The policemen and soldiers for whom they now express such disgust were all too evident on the streets of Manama yesterday, watching sullenly from midnight-blue armoured vehicles or perched on American-made tanks. There appeared to be no British weaponry in evidence – although these are early days and there was Russian-made armour alongside the M-60 tanks. In the past, small Shia uprisings were ruthlessly crushed in Bahrain with the help of a Jordanian torturer and a senior intelligence factotum who just happened to be a former British Special Branch officer.
And the stakes here are high. This is the first serious insurrection in the wealthy Gulf states – more dangerous to the Saudis than the Islamists who took over the centre of Mecca more than 30 years ago – and Bahrain's al-Khalifa family realise just how fraught the coming days will be for them. A source which has always proved reliable over many years told me that late on Wednesday night, a member of the al-Khalifa family – said to be the Crown Prince – held a series of telephone conversations with a prominent Shia cleric, the Wifaq Shia party leader, Ali Salman, who was camping in Pearl Square. The Prince apparently offered a series of reforms and government changes which he thought the cleric had approved. But the demonstrators stayed in the square. They demanded the dissolution of parliament. Then came the police.
In the early afternoon yesterday, around 3,000 people held a rally in support of the al-Khalifas and there was much waving of the national flag from the windows of cars. This may make the front pages of the Bahraini press today – but it won't end the Shia uprising. And last night's chaos at Manama's greatest hospital – the blood slopping off the wounded, the shouts for help from those on the stretchers, the doctors who had never before seen such gunshot wounds; one of them simply shook his head in disbelief when a woman went into a fit next to a man who was sheathed in blood – has only further embittered the Shia of this nation.

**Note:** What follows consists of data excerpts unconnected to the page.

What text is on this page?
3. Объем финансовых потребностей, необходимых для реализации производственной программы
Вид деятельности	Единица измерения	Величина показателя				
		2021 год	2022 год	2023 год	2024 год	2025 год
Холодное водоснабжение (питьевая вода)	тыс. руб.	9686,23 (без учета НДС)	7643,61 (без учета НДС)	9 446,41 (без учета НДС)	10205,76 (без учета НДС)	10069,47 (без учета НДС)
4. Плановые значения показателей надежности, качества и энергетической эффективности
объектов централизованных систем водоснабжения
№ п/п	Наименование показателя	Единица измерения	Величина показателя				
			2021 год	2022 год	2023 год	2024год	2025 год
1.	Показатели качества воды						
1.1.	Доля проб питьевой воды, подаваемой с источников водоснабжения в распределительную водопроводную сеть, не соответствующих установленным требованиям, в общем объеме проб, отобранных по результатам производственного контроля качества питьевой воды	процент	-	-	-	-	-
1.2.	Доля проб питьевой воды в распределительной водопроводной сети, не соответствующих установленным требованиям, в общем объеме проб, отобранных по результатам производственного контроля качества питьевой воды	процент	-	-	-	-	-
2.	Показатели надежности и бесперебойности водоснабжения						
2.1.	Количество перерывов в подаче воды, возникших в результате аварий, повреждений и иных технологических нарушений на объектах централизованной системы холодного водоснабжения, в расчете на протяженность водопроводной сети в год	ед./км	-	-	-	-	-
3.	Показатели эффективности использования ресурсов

A doctor who gave his name as Hussein stopped me leaving the emergency room because he wanted to explain his anger. "The Israelis do this sort of thing to the Palestinians – but these are Arabs shooting at Arabs," he bellowed above the din of screams and shouts of fury. "This is the Bahraini government doing this to their own people. I was in Egypt two weeks ago, working at the Qasr el-Aini hospital – but things are much more fucked up here."